Don't forget that when you integrate a function you have a constant term in the result which in this case is determined by the physical situation. i suspect that in the case of acceleration, when itegrated this contains a constant term which is dependent on the initial velocity and therefore frame dependent. That is a rough description from a non mathematician. Perhaps someone could put it more exactly.i think your problem lies along those lines.

Matheinste
 
  • #22
granpa said:
rapidity is an angle not a point on the circle.
[nitpick]You mean "point on the hyperboloid"[/nitpick]

By the way, the concept of four-velocity itself can be problematic, since it doesn't really work for light (no proper time so no derivative wrt proper time). However, the four-momentum is well-defined for light. Also, four-velocities are not additive but four-momenta are.
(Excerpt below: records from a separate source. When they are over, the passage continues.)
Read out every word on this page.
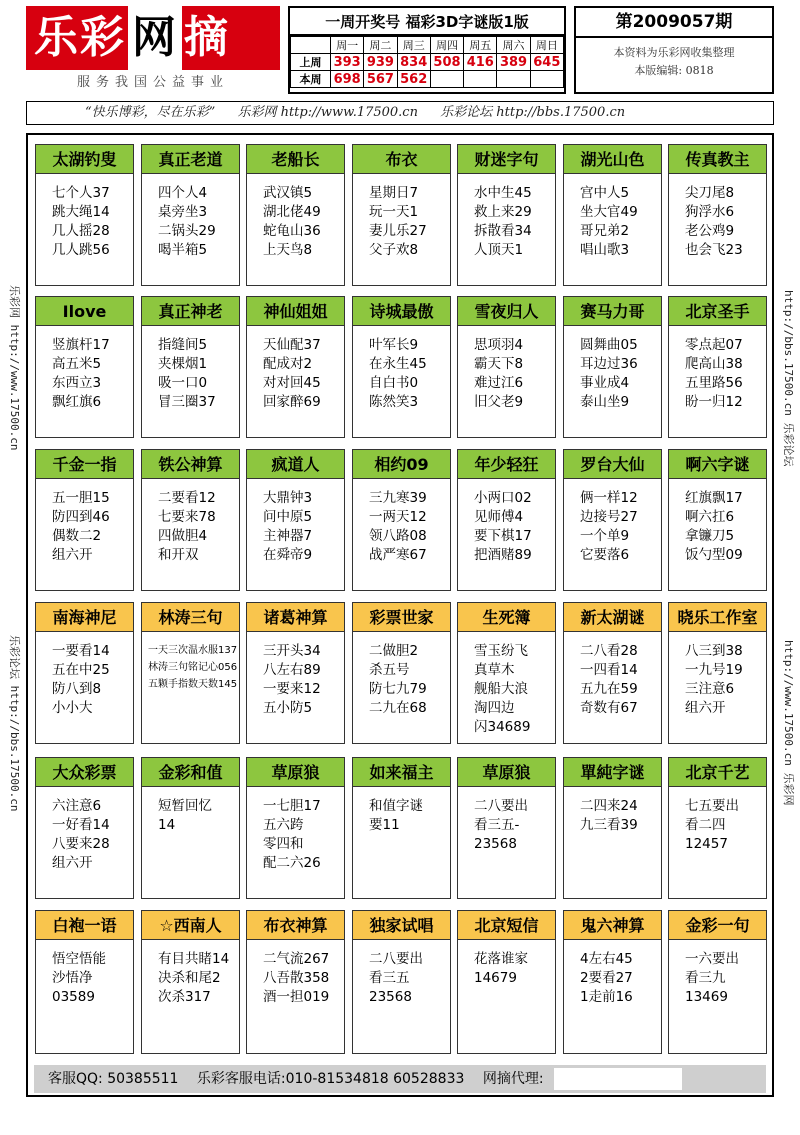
乐彩 网 摘
服务我国公益事业
一周开奖号 福彩3D字谜版1版
	周一	周二	周三	周四	周五	周六	周日
上周	393	939	834	508	416	389	645
本周	698	567	562				
第2009057期
本资料为乐彩网收集整理
本版编辑: 0818
“快乐博彩，尽在乐彩” 乐彩网 http://www.17500.cn 乐彩论坛 http://bbs.17500.cn
乐彩网 http://www.17500.cn
乐彩论坛 http://bbs.17500.cn
http://bbs.17500.cn 乐彩论坛
http://www.17500.cn 乐彩网
太湖钓叟
七个人37
跳大绳14
几人摇28
几人跳56
真正老道
四个人4
桌旁坐3
二锅头29
喝半箱5
老船长
武汉镇5
湖北佬49
蛇龟山36
上天鸟8
布衣
星期日7
玩一天1
妻儿乐27
父子欢8
财迷字句
水中生45
救上来29
拆散看34
人顶天1
湖光山色
宫中人5
坐大官49
哥兄弟2
唱山歌3
传真教主
尖刀尾8
狗浮水6
老公鸡9
也会飞23
Ilove
竖旗杆17
高五米5
东西立3
飘红旗6
真正神老
指缝间5
夹棵烟1
吸一口0
冒三圈37
神仙姐姐
天仙配37
配成对2
对对回45
回家醉69
诗城最傲
叶军长9
在永生45
自白书0
陈然笑3
雪夜归人
思项羽4
霸天下8
难过江6
旧父老9
赛马力哥
圆舞曲05
耳边过36
事业成4
泰山坐9
北京圣手
零点起07
爬高山38
五里路56
盼一归12
千金一指
五一胆15
防四到46
偶数二2
组六开
铁公神算
二要看12
七要来78
四做胆4
和开双
疯道人
大鼎钟3
问中原5
主神器7
在舜帝9
相约09
三九寒39
一两天12
领八路08
战严寒67
年少轻狂
小两口02
见师傅4
要下棋17
把酒赌89
罗台大仙
俩一样12
边接号27
一个单9
它要落6
啊六字谜
红旗飘17
啊六扛6
拿镰刀5
饭勺型09
南海神尼
一要看14
五在中25
防八到8
小小大
林涛三句
一天三次温水服137
林涛三句铭记心056
五颗手指数天数145
诸葛神算
三开头34
八左右89
一要来12
五小防5
彩票世家
二做胆2
杀五号
防七九79
二九在68
生死簿
雪玉纷飞
真草木
舰船大浪
淘四边
闪34689
新太湖谜
二八看28
一四看14
五九在59
奇数有67
晓乐工作室
八三到38
一九号19
三注意6
组六开
大众彩票
六注意6
一好看14
八要来28
组六开
金彩和值
短暂回忆
14
草原狼
一七胆17
五六跨
零四和
配二六26
如来福主
和值字谜
要11
草原狼
二八要出
看三五-
23568
單純字谜
二四来24
九三看39
北京千艺
七五要出
看二四
12457
白袍一语
悟空悟能
沙悟净
03589
☆西南人
有目共睹14
决杀和尾2
次杀317
布衣神算
二气流267
八吾散358
酒一担019
独家试唱
二八要出
看三五
23568
北京短信
花落谁家
14679
鬼六神算
4左右45
2要看27
1走前16
金彩一句
一六要出
看三九
13469
客服QQ: 50385511 乐彩客服电话:010-81534818 60528833 网摘代理:
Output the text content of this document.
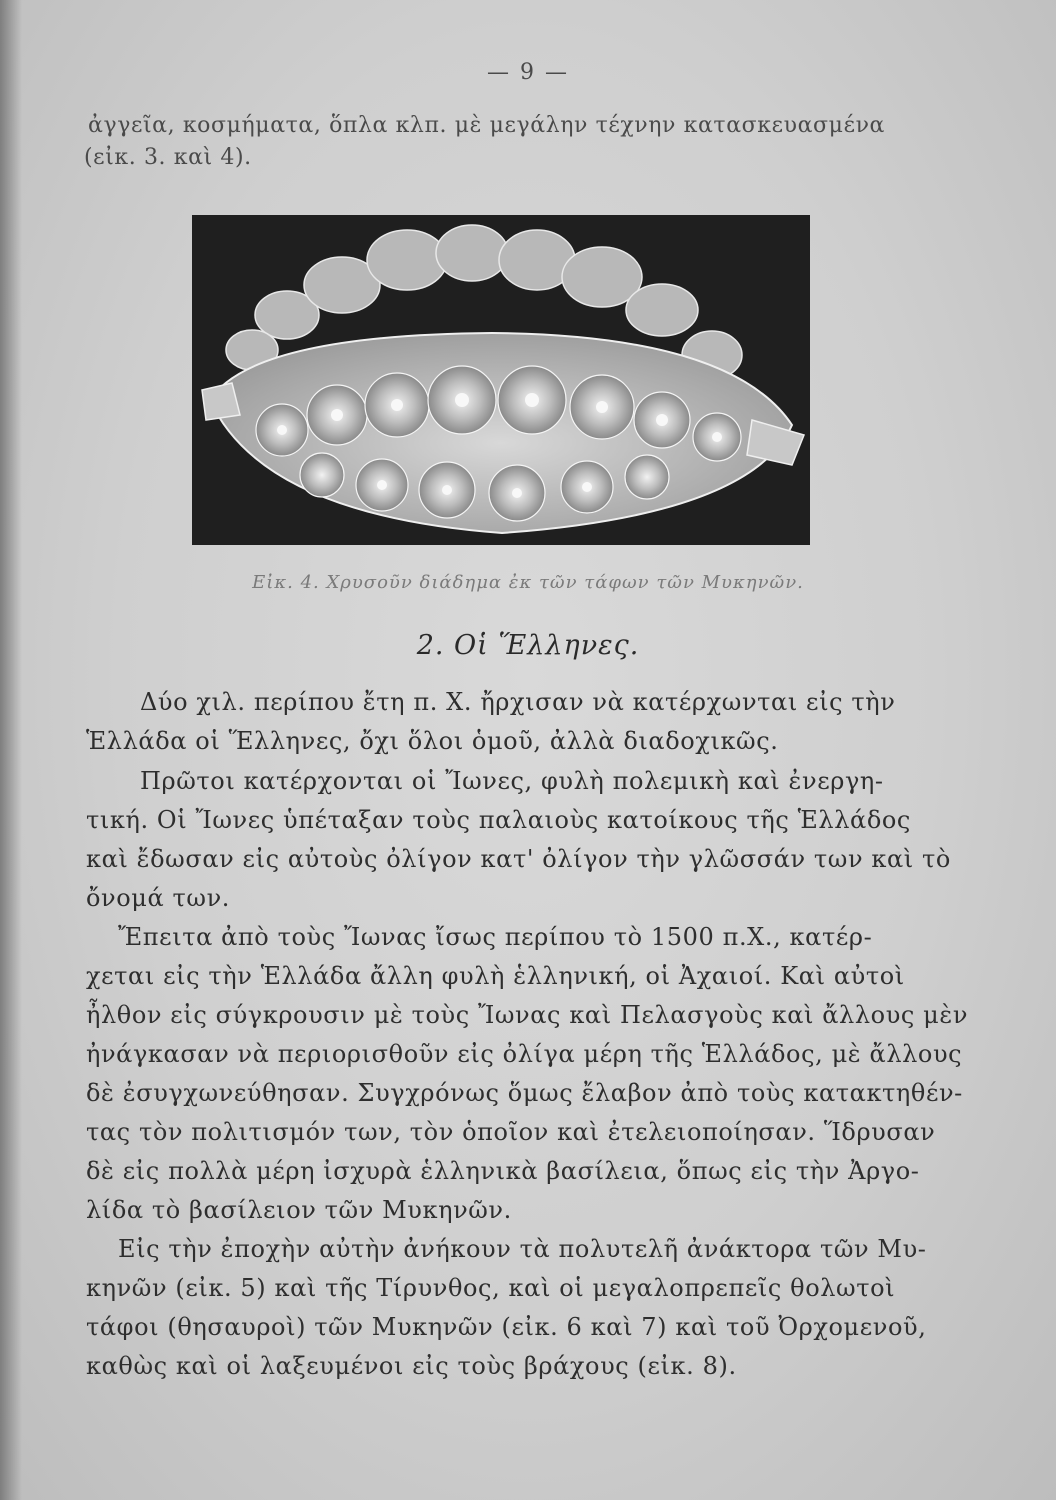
— 9 —
ἀγγεῖα, κοσμήματα, ὅπλα κλπ. μὲ μεγάλην τέχνην κατασκευασμένα
(εἰκ. 3. καὶ 4).
Εἰκ. 4. Χρυσοῦν διάδημα ἐκ τῶν τάφων τῶν Μυκηνῶν.
2. Οἱ Ἕλληνες.
Δύο χιλ. περίπου ἔτη π. Χ. ἤρχισαν νὰ κατέρχωνται εἰς τὴν
Ἑλλάδα οἱ Ἕλληνες, ὄχι ὅλοι ὁμοῦ, ἀλλὰ διαδοχικῶς.
Πρῶτοι κατέρχονται οἱ Ἴωνες, φυλὴ πολεμικὴ καὶ ἐνεργη-
τική. Οἱ Ἴωνες ὑπέταξαν τοὺς παλαιοὺς κατοίκους τῆς Ἑλλάδος
καὶ ἔδωσαν εἰς αὐτοὺς ὀλίγον κατ' ὀλίγον τὴν γλῶσσάν των καὶ τὸ
ὄνομά των.
Ἔπειτα ἀπὸ τοὺς Ἴωνας ἴσως περίπου τὸ 1500 π.Χ., κατέρ-
χεται εἰς τὴν Ἑλλάδα ἄλλη φυλὴ ἑλληνική, οἱ Ἀχαιοί. Καὶ αὐτοὶ
ἦλθον εἰς σύγκρουσιν μὲ τοὺς Ἴωνας καὶ Πελασγοὺς καὶ ἄλλους μὲν
ἠνάγκασαν νὰ περιορισθοῦν εἰς ὀλίγα μέρη τῆς Ἑλλάδος, μὲ ἄλλους
δὲ ἐσυγχωνεύθησαν. Συγχρόνως ὅμως ἔλαβον ἀπὸ τοὺς κατακτηθέν-
τας τὸν πολιτισμόν των, τὸν ὁποῖον καὶ ἐτελειοποίησαν. Ἵδρυσαν
δὲ εἰς πολλὰ μέρη ἰσχυρὰ ἑλληνικὰ βασίλεια, ὅπως εἰς τὴν Ἀργο-
λίδα τὸ βασίλειον τῶν Μυκηνῶν.
Εἰς τὴν ἐποχὴν αὐτὴν ἀνήκουν τὰ πολυτελῆ ἀνάκτορα τῶν Μυ-
κηνῶν (εἰκ. 5) καὶ τῆς Τίρυνθος, καὶ οἱ μεγαλοπρεπεῖς θολωτοὶ
τάφοι (θησαυροὶ) τῶν Μυκηνῶν (εἰκ. 6 καὶ 7) καὶ τοῦ Ὀρχομενοῦ,
καθὼς καὶ οἱ λαξευμένοι εἰς τοὺς βράχους (εἰκ. 8).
When at all possible it is better to work with four-momenta rather than four-velocities since it seems more fundamental and more general. For massive particles then the four-velocity is simply p/|p| where p is the four-momentum and |p| is the rest mass. Essentially it is the unit-four-vector in the "direction" of the four-momentum.
 
  • #23
but, but, but... four momentum is four velocity times the rest mass which is constant.

:confused:
 
  • #24
so what is the velocity addition law for proper velocity?
 
  • #25
http://Newton.umsl.edu/~run/traveler.html

, if one adds proper velocities w' = gamma' v' and w = gamma v to get relative proper velocity w'', one finds simply that the coordinate velocity factors add while the gamma-factors multiply,

w''=(gamma'*gamma)(v'+v)
 
  • #26
granpa said:
but, but, but... four momentum is four velocity times the rest mass which is constant.

:confused:
Yes, you are correct. We are saying the same thing. It might help to write the expressions. I said:
v = p/|p|

And you said:
p = |p| v

Which are mathematically equivalent.
 
  • #27
So if I understand this correctly...

Suppose there are two balls and a compressed spring between them, each with a rest mass of m_0. The four-momenta are

&lt;m_0 c, 0, 0, 0&gt; \\ &lt;m_0 c, 0, 0, 0&gt; \\ &lt;m_0 c, 0, 0, 0&gt;.

After the spring is released, the balls fly off in opposite directions each with speed v. Since four-momentum is conserved, we now have

&lt;m_0 c \gamma, -m_0 v \gamma, 0, 0&gt; \\ &lt;m_0 c (3-2\gamma), 0, 0, 0&gt; \\ &lt;m_0 c \gamma, m_0 v \gamma, 0, 0&gt; where \gamma = (1-v^2/c^2)^{-1/2}

and the spring now weighs m_0 g (3-2 \gamma) instead of m_0 g.

Is this correct?
 
  • #28
Yes, a compressed spring has slightly less mass than an uncompressed one.
 
  • #29
DaleSpam said:
granpa said:
but, but, but... four momentum is four velocity times the rest mass which is constant.

:confused:
Yes, you are correct. We are saying the same thing. It might help to write the expressions. I said:
v = p/|p|

And you said:
p = |p| v

Which are mathematically equivalent.
but you said 'four-velocities are not additive but four-momenta are'.
 
  • #30
granpa said:
but you said 'four-velocities are not additive but four-momenta are'.
That is correct. The expression x/|x| describes the unit vector in the direction of x. So v = p/|p| means that v is the unit vector in the direction of p. Unit vectors are never additive because the sum of two unit vectors is not in general a unit vector.